Image Caching in PL/SQL Applications
Posted by Tyler Muth on February 4, 2008
‘Apollo, we have a solution’. I’ve been working with PL/SQL based web applications for many years now, and one of the more annoying aspects of mod_plsql is that when you serve images out of the database, your browser never seems to cache them. I’ve played around with the Cache-Control, Expires, and Last-Modified headers, but nothing seems to work. Every time I reload the page, the browser reloads all images coming from mod_plsql, while it gets images that come from the file system from cache. This results in the page feeling slow to the end user when it has a lot of images that could have been cached.
One of the projects I’m currently working on is going to use a lot of images stored in the database. Faced with the caching issue, I was considering using Java to write the images out to the file system so Apache could serve them in a way that would be cached. Before I went down that path, I decided to do some tracing with Firebug and Wireshark. A few things to note about these tools. When tracing image caching with Firebug > Net > Images, a light gray bar indicates a cached image and a dark gray bar indicates a non-cached image. When using wireshark, right-click on a relevant captured packet, such as a Get of an image, and select “Follow TCP Stream”. This will show you the packet stream in order.
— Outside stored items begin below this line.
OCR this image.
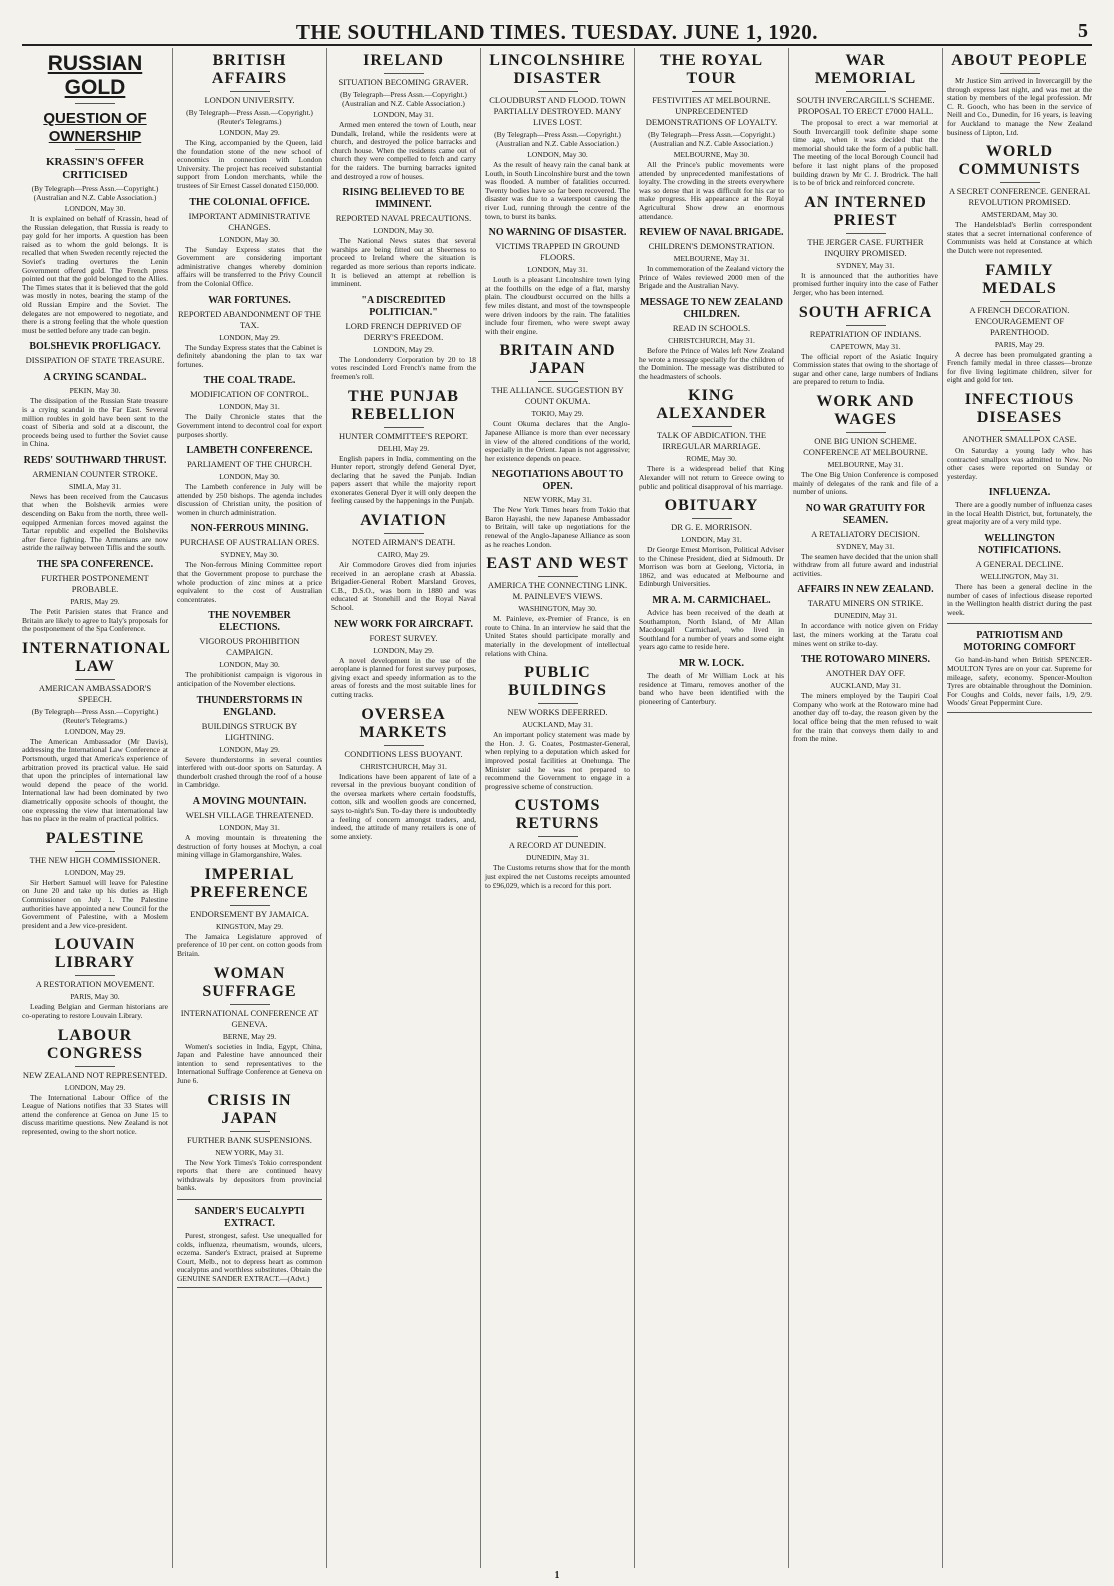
THE SOUTHLAND TIMES. TUESDAY. JUNE 1, 1920.	5
RUSSIAN GOLD
QUESTION OF OWNERSHIP
KRASSIN'S OFFER CRITICISED
(By Telegraph—Press Assn.—Copyright.) (Australian and N.Z. Cable Association.)
LONDON, May 30.
It is explained on behalf of Krassin, head of the Russian delegation, that Russia is ready to pay gold for her imports. A question has been raised as to whom the gold belongs. It is recalled that when Sweden recently rejected the Soviet's trading overtures the Lenin Government offered gold. The French press pointed out that the gold belonged to the Allies. The Times states that it is believed that the gold was mostly in notes, bearing the stamp of the old Russian Empire and the Soviet. The delegates are not empowered to negotiate, and there is a strong feeling that the whole question must be settled before any trade can begin.
BOLSHEVIK PROFLIGACY.
DISSIPATION OF STATE TREASURE.
A CRYING SCANDAL.
PEKIN, May 30.
The dissipation of the Russian State treasure is a crying scandal in the Far East. Several million roubles in gold have been sent to the coast of Siberia and sold at a discount, the proceeds being used to further the Soviet cause in China.
REDS' SOUTHWARD THRUST.
ARMENIAN COUNTER STROKE.
SIMLA, May 31.
News has been received from the Caucasus that when the Bolshevik armies were descending on Baku from the north, three well-equipped Armenian forces moved against the Tartar republic and expelled the Bolsheviks after fierce fighting. The Armenians are now astride the railway between Tiflis and the south.
THE SPA CONFERENCE.
FURTHER POSTPONEMENT PROBABLE.
PARIS, May 29.
The Petit Parisien states that France and Britain are likely to agree to Italy's proposals for the postponement of the Spa Conference.
INTERNATIONAL LAW
AMERICAN AMBASSADOR'S SPEECH.
(By Telegraph—Press Assn.—Copyright.) (Reuter's Telegrams.)
LONDON, May 29.
The American Ambassador (Mr Davis), addressing the International Law Conference at Portsmouth, urged that America's experience of arbitration proved its practical value. He said that upon the principles of international law would depend the peace of the world. International law had been dominated by two diametrically opposite schools of thought, the one expressing the view that international law has no place in the realm of practical politics.
PALESTINE
THE NEW HIGH COMMISSIONER.
LONDON, May 29.
Sir Herbert Samuel will leave for Palestine on June 20 and take up his duties as High Commissioner on July 1. The Palestine authorities have appointed a new Council for the Government of Palestine, with a Moslem president and a Jew vice-president.
LOUVAIN LIBRARY
A RESTORATION MOVEMENT.
PARIS, May 30.
Leading Belgian and German historians are co-operating to restore Louvain Library.
LABOUR CONGRESS
NEW ZEALAND NOT REPRESENTED.
LONDON, May 29.
The International Labour Office of the League of Nations notifies that 33 States will attend the conference at Genoa on June 15 to discuss maritime questions. New Zealand is not represented, owing to the short notice.
BRITISH AFFAIRS
LONDON UNIVERSITY.
(By Telegraph—Press Assn.—Copyright.) (Reuter's Telegrams.)
LONDON, May 29.
The King, accompanied by the Queen, laid the foundation stone of the new school of economics in connection with London University. The project has received substantial support from London merchants, while the trustees of Sir Ernest Cassel donated £150,000.
THE COLONIAL OFFICE.
IMPORTANT ADMINISTRATIVE CHANGES.
LONDON, May 30.
The Sunday Express states that the Government are considering important administrative changes whereby dominion affairs will be transferred to the Privy Council from the Colonial Office.
WAR FORTUNES.
REPORTED ABANDONMENT OF THE TAX.
LONDON, May 29.
The Sunday Express states that the Cabinet is definitely abandoning the plan to tax war fortunes.
THE COAL TRADE.
MODIFICATION OF CONTROL.
LONDON, May 31.
The Daily Chronicle states that the Government intend to decontrol coal for export purposes shortly.
LAMBETH CONFERENCE.
PARLIAMENT OF THE CHURCH.
LONDON, May 30.
The Lambeth conference in July will be attended by 250 bishops. The agenda includes discussion of Christian unity, the position of women in church administration.
NON-FERROUS MINING.
PURCHASE OF AUSTRALIAN ORES.
SYDNEY, May 30.
The Non-ferrous Mining Committee report that the Government propose to purchase the whole production of zinc mines at a price equivalent to the cost of Australian concentrates.
THE NOVEMBER ELECTIONS.
VIGOROUS PROHIBITION CAMPAIGN.
LONDON, May 30.
The prohibitionist campaign is vigorous in anticipation of the November elections.
THUNDERSTORMS IN ENGLAND.
BUILDINGS STRUCK BY LIGHTNING.
LONDON, May 29.
Severe thunderstorms in several counties interfered with out-door sports on Saturday. A thunderbolt crashed through the roof of a house in Cambridge.
A MOVING MOUNTAIN.
WELSH VILLAGE THREATENED.
LONDON, May 31.
A moving mountain is threatening the destruction of forty houses at Mochyn, a coal mining village in Glamorganshire, Wales.
IMPERIAL PREFERENCE
ENDORSEMENT BY JAMAICA.
KINGSTON, May 29.
The Jamaica Legislature approved of preference of 10 per cent. on cotton goods from Britain.
WOMAN SUFFRAGE
INTERNATIONAL CONFERENCE AT GENEVA.
BERNE, May 29.
Women's societies in India, Egypt, China, Japan and Palestine have announced their intention to send representatives to the International Suffrage Conference at Geneva on June 6.
CRISIS IN JAPAN
FURTHER BANK SUSPENSIONS.
NEW YORK, May 31.
The New York Times's Tokio correspondent reports that there are continued heavy withdrawals by depositors from provincial banks.
SANDER'S EUCALYPTI EXTRACT.
Purest, strongest, safest. Use unequalled for colds, influenza, rheumatism, wounds, ulcers, eczema. Sander's Extract, praised at Supreme Court, Melb., not to depress heart as common eucalyptus and worthless substitutes. Obtain the GENUINE SANDER EXTRACT.—(Advt.)
IRELAND
SITUATION BECOMING GRAVER.
(By Telegraph—Press Assn.—Copyright.) (Australian and N.Z. Cable Association.)
LONDON, May 31.
Armed men entered the town of Louth, near Dundalk, Ireland, while the residents were at church, and destroyed the police barracks and church house. When the residents came out of church they were compelled to fetch and carry for the raiders. The burning barracks ignited and destroyed a row of houses.
RISING BELIEVED TO BE IMMINENT.
REPORTED NAVAL PRECAUTIONS.
LONDON, May 30.
The National News states that several warships are being fitted out at Sheerness to proceed to Ireland where the situation is regarded as more serious than reports indicate. It is believed an attempt at rebellion is imminent.
"A DISCREDITED POLITICIAN."
LORD FRENCH DEPRIVED OF DERRY'S FREEDOM.
LONDON, May 29.
The Londonderry Corporation by 20 to 18 votes rescinded Lord French's name from the freemen's roll.
THE PUNJAB REBELLION
HUNTER COMMITTEE'S REPORT.
DELHI, May 29.
English papers in India, commenting on the Hunter report, strongly defend General Dyer, declaring that he saved the Punjab. Indian papers assert that while the majority report exonerates General Dyer it will only deepen the feeling caused by the happenings in the Punjab.
AVIATION
NOTED AIRMAN'S DEATH.
CAIRO, May 29.
Air Commodore Groves died from injuries received in an aeroplane crash at Abassia. Brigadier-General Robert Marsland Groves, C.B., D.S.O., was born in 1880 and was educated at Stonehill and the Royal Naval School.
NEW WORK FOR AIRCRAFT.
FOREST SURVEY.
LONDON, May 29.
A novel development in the use of the aeroplane is planned for forest survey purposes, giving exact and speedy information as to the areas of forests and the most suitable lines for cutting tracks.
OVERSEA MARKETS
CONDITIONS LESS BUOYANT.
CHRISTCHURCH, May 31.
Indications have been apparent of late of a reversal in the previous buoyant condition of the oversea markets where certain foodstuffs, cotton, silk and woollen goods are concerned, says to-night's Sun. To-day there is undoubtedly a feeling of concern amongst traders, and, indeed, the attitude of many retailers is one of some anxiety.
LINCOLNSHIRE DISASTER
CLOUDBURST AND FLOOD. TOWN PARTIALLY DESTROYED. MANY LIVES LOST.
(By Telegraph—Press Assn.—Copyright.) (Australian and N.Z. Cable Association.)
LONDON, May 30.
As the result of heavy rain the canal bank at Louth, in South Lincolnshire burst and the town was flooded. A number of fatalities occurred. Twenty bodies have so far been recovered. The disaster was due to a waterspout causing the river Lud, running through the centre of the town, to burst its banks.
NO WARNING OF DISASTER.
VICTIMS TRAPPED IN GROUND FLOORS.
LONDON, May 31.
Louth is a pleasant Lincolnshire town lying at the foothills on the edge of a flat, marshy plain. The cloudburst occurred on the hills a few miles distant, and most of the townspeople were driven indoors by the rain. The fatalities include four firemen, who were swept away with their engine.
BRITAIN AND JAPAN
THE ALLIANCE. SUGGESTION BY COUNT OKUMA.
TOKIO, May 29.
Count Okuma declares that the Anglo-Japanese Alliance is more than ever necessary in view of the altered conditions of the world, especially in the Orient. Japan is not aggressive; her existence depends on peace.
NEGOTIATIONS ABOUT TO OPEN.
NEW YORK, May 31.
The New York Times hears from Tokio that Baron Hayashi, the new Japanese Ambassador to Britain, will take up negotiations for the renewal of the Anglo-Japanese Alliance as soon as he reaches London.
EAST AND WEST
AMERICA THE CONNECTING LINK. M. PAINLEVE'S VIEWS.
WASHINGTON, May 30.
M. Painleve, ex-Premier of France, is en route to China. In an interview he said that the United States should participate morally and materially in the development of intellectual relations with China.
PUBLIC BUILDINGS
NEW WORKS DEFERRED.
AUCKLAND, May 31.
An important policy statement was made by the Hon. J. G. Coates, Postmaster-General, when replying to a deputation which asked for improved postal facilities at Onehunga. The Minister said he was not prepared to recommend the Government to engage in a progressive scheme of construction.
CUSTOMS RETURNS
A RECORD AT DUNEDIN.
DUNEDIN, May 31.
The Customs returns show that for the month just expired the net Customs receipts amounted to £96,029, which is a record for this port.
THE ROYAL TOUR
FESTIVITIES AT MELBOURNE. UNPRECEDENTED DEMONSTRATIONS OF LOYALTY.
(By Telegraph—Press Assn.—Copyright.) (Australian and N.Z. Cable Association.)
MELBOURNE, May 30.
All the Prince's public movements were attended by unprecedented manifestations of loyalty. The crowding in the streets everywhere was so dense that it was difficult for his car to make progress. His appearance at the Royal Agricultural Show drew an enormous attendance.
REVIEW OF NAVAL BRIGADE.
CHILDREN'S DEMONSTRATION.
MELBOURNE, May 31.
In commemoration of the Zealand victory the Prince of Wales reviewed 2000 men of the Brigade and the Australian Navy.
MESSAGE TO NEW ZEALAND CHILDREN.
READ IN SCHOOLS.
CHRISTCHURCH, May 31.
Before the Prince of Wales left New Zealand he wrote a message specially for the children of the Dominion. The message was distributed to the headmasters of schools.
KING ALEXANDER
TALK OF ABDICATION. THE IRREGULAR MARRIAGE.
ROME, May 30.
There is a widespread belief that King Alexander will not return to Greece owing to public and political disapproval of his marriage.
OBITUARY
DR G. E. MORRISON.
LONDON, May 31.
Dr George Ernest Morrison, Political Adviser to the Chinese President, died at Sidmouth. Dr Morrison was born at Geelong, Victoria, in 1862, and was educated at Melbourne and Edinburgh Universities.
MR A. M. CARMICHAEL.
Advice has been received of the death at Southampton, North Island, of Mr Allan Macdougall Carmichael, who lived in Southland for a number of years and some eight years ago came to reside here.
MR W. LOCK.
The death of Mr William Lock at his residence at Timaru, removes another of the band who have been identified with the pioneering of Canterbury.
WAR MEMORIAL
SOUTH INVERCARGILL'S SCHEME. PROPOSAL TO ERECT £7000 HALL.
The proposal to erect a war memorial at South Invercargill took definite shape some time ago, when it was decided that the memorial should take the form of a public hall. The meeting of the local Borough Council had before it last night plans of the proposed building drawn by Mr C. J. Brodrick. The hall is to be of brick and reinforced concrete.
AN INTERNED PRIEST
THE JERGER CASE. FURTHER INQUIRY PROMISED.
SYDNEY, May 31.
It is announced that the authorities have promised further inquiry into the case of Father Jerger, who has been interned.
SOUTH AFRICA
REPATRIATION OF INDIANS.
CAPETOWN, May 31.
The official report of the Asiatic Inquiry Commission states that owing to the shortage of sugar and other cane, large numbers of Indians are prepared to return to India.
WORK AND WAGES
ONE BIG UNION SCHEME. CONFERENCE AT MELBOURNE.
MELBOURNE, May 31.
The One Big Union Conference is composed mainly of delegates of the rank and file of a number of unions.
NO WAR GRATUITY FOR SEAMEN.
A RETALIATORY DECISION.
SYDNEY, May 31.
The seamen have decided that the union shall withdraw from all future award and industrial activities.
AFFAIRS IN NEW ZEALAND.
TARATU MINERS ON STRIKE.
DUNEDIN, May 31.
In accordance with notice given on Friday last, the miners working at the Taratu coal mines went on strike to-day.
THE ROTOWARO MINERS.
ANOTHER DAY OFF.
AUCKLAND, May 31.
The miners employed by the Taupiri Coal Company who work at the Rotowaro mine had another day off to-day, the reason given by the local office being that the men refused to wait for the train that conveys them daily to and from the mine.
ABOUT PEOPLE
Mr Justice Sim arrived in Invercargill by the through express last night, and was met at the station by members of the legal profession. Mr C. R. Gooch, who has been in the service of Neill and Co., Dunedin, for 16 years, is leaving for Auckland to manage the New Zealand business of Lipton, Ltd.
WORLD COMMUNISTS
A SECRET CONFERENCE. GENERAL REVOLUTION PROMISED.
AMSTERDAM, May 30.
The Handelsblad's Berlin correspondent states that a secret international conference of Communists was held at Constance at which the Dutch were not represented.
FAMILY MEDALS
A FRENCH DECORATION. ENCOURAGEMENT OF PARENTHOOD.
PARIS, May 29.
A decree has been promulgated granting a French family medal in three classes—bronze for five living legitimate children, silver for eight and gold for ten.
INFECTIOUS DISEASES
ANOTHER SMALLPOX CASE.
On Saturday a young lady who has contracted smallpox was admitted to New. No other cases were reported on Sunday or yesterday.
INFLUENZA.
There are a goodly number of influenza cases in the local Health District, but, fortunately, the great majority are of a very mild type.
WELLINGTON NOTIFICATIONS.
A GENERAL DECLINE.
WELLINGTON, May 31.
There has been a general decline in the number of cases of infectious disease reported in the Wellington health district during the past week.
PATRIOTISM AND MOTORING COMFORT
Go hand-in-hand when British SPENCER-MOULTON Tyres are on your car. Supreme for mileage, safety, economy. Spencer-Moulton Tyres are obtainable throughout the Dominion. For Coughs and Colds, never fails, 1/9, 2/9. Woods' Great Peppermint Cure.
1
I started by tracing a static page served by Apache that contained some images served from the file system. What I discovered was that the browser was making the same “Get” requests every time I reloaded a page, whether I pressed shift+refresh or simply refresh, returning a non-cached or cached page respectively. One caveat to this was that the “If-Modified-Since” and “If-None-Match” headers were only there on cached pages, but I’ll get into this in a bit. So, the browser was requesting the image (or file) every time, which meant it was not caching the image. So, something was happening server-side that I was missing.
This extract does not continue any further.